"What's lost is nothing to what's found, and all the death that ever was, set next to life, would scarcely fill a cup."
--Buechner
Last month I lost two friends. I didn't misplace them. They died. It was a grievous month.
Becky is like a sister, growing up in Korea with me. I lived with her family before there was a hostel for MKs in Seoul. Her family is my family. She fought breast cancer and survived brilliantly. Then non-metastatic liver cancer came and took her away. Another fight, not as long. It gave us time to grieve, so we thought. But it still hit like a two by four when Uncle Larry called my cell as I rode along in the car, Becky was finally free.
Koos is a South African friend from our Mozambique days. He and his wife lived in Quelimane for years alongside us. He was a woodcrafter par excellence. He made the beautiful doors in our home. We enjoyed braais with his family. Our children went to the same Portuguese school and we mothers fought the same cultural struggles with it. The anopheles mosquito got him. Cerebral malaria. And we long-timers, we were the ones who were proactive and aggressive whenever there was a suspicion. But it got him and Retha wondered and blamed herself: "if only--"
For many years our hearts grieved because Koos could not make sense of our confidence in God. We tried the Experience Faith book with him and his family. When we discussed Abraham leaving home and family for he knew not where, all Koos could say was, "He was crazy, man." End of discussion. But in the end, Koos got crazy, too, and handed over his life and business to the Lord. After we left.

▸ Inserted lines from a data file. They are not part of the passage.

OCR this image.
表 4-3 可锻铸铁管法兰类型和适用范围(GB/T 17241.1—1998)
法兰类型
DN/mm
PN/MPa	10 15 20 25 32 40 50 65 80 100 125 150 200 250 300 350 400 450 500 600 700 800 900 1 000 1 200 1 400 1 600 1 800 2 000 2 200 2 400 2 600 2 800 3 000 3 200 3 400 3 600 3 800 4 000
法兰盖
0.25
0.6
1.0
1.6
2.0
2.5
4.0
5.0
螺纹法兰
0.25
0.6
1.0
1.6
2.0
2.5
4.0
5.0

So here I am, remembering two friends, both in a place I eagerly look forward to. I affirm that what I've lost is nothing to what they've found. And I will find. This death stuff, it's a drop in the bucket compared to life. But we are the cups, and we don't know much outside our rims.
So I miss Becky and Koos. And I tear up, remembering the litany of those whom I've lost, and miss terribly, beginning with my grandmother back in Korea when I found her cold and still one Sunday morning.
One day I'm going to set my cup of death next to life and see what a pittance it truly was.